The Fed has run out of patience

Summary
Cross asset weekly pic
The Fed gave what markets wanted: a clear signal that now is no longer the time to be ‘patient’ – the word was removed from the statement. Instead, it will ‘act appropriately’ as uncertainties about the outlook have increased and inflationary pressures remain muted. Unless there is a substantial improvement in the incoming data ahead of the July meeting, which we think is unlikely, the Fed made clear that it will cut rates. With markets already way ahead, pricing in four rate cuts over the next 12 months, the Fed clearly felt constrained to send out a signal since any hesitation would have exacerbated the situation with further fears about potential yield curve inversion and possible negative spillovers to risk assets and financial conditions.
While the dot plot was clearly more dovish than expected, with eight FOMC and regional Fed members expecting lower rates this year and seven of them by 50bp, no member thinks there is any risk of recession any time soon, a view that we share. Actually, the unemployment rate is seen to fall by more than previously anticipated and growth was revised slightly up for 2020. Core inflation will take more time to get to 2% than forecasted 3 months ago, and the terminal rate has been revised down by a quarter of a point. In some ways, this suggests that policy is probably tighter than previously thought, justifying future ‘insurance’ rate cuts.

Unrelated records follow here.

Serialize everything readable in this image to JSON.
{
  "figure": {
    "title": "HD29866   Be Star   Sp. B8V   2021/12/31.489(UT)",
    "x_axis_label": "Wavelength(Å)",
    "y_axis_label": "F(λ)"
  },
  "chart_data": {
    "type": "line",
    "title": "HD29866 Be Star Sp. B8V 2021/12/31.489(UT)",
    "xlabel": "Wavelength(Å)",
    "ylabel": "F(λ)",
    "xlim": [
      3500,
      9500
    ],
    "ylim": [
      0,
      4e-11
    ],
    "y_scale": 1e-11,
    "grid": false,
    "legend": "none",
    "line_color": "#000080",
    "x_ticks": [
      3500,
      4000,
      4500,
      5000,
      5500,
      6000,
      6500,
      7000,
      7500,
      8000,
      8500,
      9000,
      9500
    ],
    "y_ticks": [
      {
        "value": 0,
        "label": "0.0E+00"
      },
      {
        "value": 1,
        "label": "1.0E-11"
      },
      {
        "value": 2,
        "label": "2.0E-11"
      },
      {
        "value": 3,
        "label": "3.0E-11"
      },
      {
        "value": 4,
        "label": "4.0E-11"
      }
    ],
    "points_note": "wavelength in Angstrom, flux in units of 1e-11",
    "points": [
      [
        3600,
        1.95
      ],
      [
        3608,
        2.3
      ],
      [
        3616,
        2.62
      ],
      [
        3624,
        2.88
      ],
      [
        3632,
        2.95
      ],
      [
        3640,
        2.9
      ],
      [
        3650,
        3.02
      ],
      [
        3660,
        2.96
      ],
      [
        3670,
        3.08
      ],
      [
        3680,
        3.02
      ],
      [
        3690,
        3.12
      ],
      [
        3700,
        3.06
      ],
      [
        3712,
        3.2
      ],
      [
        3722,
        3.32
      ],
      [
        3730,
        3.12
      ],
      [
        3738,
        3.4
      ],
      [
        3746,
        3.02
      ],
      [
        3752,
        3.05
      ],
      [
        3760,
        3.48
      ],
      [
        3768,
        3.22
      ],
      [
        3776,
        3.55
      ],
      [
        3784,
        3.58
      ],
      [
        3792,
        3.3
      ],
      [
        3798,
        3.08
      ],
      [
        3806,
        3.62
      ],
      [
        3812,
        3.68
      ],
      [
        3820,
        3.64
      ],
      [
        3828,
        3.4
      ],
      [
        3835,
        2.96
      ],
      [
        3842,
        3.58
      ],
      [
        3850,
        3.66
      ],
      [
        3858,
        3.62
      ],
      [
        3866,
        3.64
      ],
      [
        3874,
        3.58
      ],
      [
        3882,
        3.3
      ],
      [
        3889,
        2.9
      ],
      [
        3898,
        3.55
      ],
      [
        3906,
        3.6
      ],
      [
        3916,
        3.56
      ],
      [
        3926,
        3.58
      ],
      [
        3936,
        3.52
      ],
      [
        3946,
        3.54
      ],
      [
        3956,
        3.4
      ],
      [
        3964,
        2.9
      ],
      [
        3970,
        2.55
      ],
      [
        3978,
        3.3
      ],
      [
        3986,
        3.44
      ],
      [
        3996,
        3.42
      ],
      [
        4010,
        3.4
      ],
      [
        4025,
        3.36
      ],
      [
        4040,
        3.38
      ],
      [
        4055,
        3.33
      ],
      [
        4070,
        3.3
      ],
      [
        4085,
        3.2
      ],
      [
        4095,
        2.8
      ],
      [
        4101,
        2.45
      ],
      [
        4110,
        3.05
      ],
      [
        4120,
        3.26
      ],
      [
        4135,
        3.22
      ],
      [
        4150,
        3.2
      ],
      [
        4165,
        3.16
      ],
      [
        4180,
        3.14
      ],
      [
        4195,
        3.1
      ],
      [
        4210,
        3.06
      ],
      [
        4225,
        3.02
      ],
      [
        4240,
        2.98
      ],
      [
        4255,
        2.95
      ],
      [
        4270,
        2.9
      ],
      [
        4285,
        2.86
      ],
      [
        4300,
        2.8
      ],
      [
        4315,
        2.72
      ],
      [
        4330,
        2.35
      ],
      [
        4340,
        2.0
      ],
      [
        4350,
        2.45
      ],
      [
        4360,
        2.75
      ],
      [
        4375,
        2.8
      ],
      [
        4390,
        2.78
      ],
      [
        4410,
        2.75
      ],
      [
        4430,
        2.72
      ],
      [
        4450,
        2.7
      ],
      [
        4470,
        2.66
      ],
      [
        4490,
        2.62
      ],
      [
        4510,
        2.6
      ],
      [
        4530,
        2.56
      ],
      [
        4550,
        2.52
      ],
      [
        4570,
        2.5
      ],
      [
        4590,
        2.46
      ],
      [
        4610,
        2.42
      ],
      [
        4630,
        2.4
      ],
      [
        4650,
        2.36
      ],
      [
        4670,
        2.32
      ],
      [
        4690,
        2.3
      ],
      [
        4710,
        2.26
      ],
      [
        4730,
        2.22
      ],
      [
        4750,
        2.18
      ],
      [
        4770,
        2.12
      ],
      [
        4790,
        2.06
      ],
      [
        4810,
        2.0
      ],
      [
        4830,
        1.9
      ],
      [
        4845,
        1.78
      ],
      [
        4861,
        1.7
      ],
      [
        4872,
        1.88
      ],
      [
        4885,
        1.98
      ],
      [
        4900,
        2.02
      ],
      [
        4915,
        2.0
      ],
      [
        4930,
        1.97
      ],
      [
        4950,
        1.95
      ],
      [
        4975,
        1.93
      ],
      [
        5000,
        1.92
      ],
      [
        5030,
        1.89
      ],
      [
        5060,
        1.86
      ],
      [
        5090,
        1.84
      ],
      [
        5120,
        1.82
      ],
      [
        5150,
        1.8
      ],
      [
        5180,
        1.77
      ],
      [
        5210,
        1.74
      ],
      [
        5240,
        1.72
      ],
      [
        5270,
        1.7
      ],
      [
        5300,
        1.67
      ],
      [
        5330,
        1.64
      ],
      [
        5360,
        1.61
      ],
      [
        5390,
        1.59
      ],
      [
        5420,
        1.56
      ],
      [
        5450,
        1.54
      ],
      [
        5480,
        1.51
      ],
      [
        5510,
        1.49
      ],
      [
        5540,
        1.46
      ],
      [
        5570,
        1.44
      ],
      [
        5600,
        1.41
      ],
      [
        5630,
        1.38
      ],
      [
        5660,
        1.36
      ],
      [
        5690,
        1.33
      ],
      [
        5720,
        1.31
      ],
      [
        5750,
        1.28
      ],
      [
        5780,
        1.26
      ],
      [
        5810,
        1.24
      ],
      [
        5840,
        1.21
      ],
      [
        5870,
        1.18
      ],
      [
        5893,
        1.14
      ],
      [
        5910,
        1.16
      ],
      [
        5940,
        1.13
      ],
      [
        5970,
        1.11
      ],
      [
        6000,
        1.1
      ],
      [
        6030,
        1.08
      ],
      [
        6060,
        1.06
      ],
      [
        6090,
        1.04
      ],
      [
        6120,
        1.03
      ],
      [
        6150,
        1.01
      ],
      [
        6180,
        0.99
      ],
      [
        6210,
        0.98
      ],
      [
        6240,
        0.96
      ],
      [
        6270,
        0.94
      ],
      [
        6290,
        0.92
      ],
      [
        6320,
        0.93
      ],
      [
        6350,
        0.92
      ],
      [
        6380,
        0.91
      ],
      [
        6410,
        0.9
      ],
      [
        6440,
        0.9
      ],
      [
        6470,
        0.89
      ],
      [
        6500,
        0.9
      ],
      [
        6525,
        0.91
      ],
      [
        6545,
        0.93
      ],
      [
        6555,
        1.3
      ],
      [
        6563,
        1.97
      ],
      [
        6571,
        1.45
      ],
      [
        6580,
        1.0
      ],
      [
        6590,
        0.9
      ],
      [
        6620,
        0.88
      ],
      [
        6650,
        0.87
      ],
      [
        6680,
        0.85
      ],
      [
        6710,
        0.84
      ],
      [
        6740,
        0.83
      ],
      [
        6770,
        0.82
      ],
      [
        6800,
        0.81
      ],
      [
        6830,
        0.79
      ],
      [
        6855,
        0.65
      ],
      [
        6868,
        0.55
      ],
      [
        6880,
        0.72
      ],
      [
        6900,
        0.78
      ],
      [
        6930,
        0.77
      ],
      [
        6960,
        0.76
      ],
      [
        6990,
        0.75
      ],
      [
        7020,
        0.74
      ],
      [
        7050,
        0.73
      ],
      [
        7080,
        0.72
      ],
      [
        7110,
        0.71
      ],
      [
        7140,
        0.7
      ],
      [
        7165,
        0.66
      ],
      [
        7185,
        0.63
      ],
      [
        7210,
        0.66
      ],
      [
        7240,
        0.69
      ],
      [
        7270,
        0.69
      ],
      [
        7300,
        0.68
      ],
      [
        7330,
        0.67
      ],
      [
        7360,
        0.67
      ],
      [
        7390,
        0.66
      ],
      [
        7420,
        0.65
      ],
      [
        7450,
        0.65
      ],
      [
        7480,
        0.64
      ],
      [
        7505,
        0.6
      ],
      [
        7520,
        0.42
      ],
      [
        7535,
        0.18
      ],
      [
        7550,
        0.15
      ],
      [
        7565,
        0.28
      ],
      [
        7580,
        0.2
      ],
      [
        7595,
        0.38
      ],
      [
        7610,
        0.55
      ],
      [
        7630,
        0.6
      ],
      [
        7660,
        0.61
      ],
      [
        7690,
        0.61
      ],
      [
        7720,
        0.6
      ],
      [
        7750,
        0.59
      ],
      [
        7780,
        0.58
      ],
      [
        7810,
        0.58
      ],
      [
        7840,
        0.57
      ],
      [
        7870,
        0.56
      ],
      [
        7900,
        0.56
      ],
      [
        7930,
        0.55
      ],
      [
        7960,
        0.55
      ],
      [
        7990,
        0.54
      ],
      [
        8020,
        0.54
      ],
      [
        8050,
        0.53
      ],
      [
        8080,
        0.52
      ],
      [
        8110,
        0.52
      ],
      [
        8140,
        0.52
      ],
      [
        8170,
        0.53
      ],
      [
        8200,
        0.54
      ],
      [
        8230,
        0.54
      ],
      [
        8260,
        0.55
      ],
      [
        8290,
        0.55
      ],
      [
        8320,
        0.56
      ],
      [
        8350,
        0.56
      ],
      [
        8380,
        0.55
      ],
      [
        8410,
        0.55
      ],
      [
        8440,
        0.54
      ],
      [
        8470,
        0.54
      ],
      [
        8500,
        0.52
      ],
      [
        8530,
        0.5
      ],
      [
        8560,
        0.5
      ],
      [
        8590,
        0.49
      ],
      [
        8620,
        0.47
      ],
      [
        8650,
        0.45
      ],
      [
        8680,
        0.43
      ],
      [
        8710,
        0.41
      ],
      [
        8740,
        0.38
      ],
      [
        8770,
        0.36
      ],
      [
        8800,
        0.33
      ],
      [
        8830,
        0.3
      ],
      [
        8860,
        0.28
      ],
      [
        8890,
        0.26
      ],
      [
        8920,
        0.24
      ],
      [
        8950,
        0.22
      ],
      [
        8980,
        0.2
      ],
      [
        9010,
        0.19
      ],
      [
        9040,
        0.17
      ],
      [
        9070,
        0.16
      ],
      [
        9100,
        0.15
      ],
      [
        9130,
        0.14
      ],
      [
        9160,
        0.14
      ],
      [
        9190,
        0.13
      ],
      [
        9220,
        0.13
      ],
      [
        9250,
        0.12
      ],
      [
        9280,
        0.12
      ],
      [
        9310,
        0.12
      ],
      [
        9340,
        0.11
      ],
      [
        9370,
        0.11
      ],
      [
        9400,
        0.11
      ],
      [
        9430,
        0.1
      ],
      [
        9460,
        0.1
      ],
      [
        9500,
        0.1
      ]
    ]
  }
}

In our fixed Income note, we explore how yields performed when the Fed did ‘insurance’ cuts in 1995 and 1998. In both instances, yields initially fell but then rose and the curve steepened. This also means that in the near term, looser monetary policy in the US and Europe, and a return to super-low government bond rates in developed markets, are likely to drive a renewed hunt for yield and support better returns from Emerging Market (EM) assets. More fundamentally, we still expect the recovery in China’s economy later this year to drive the next leg up in markets.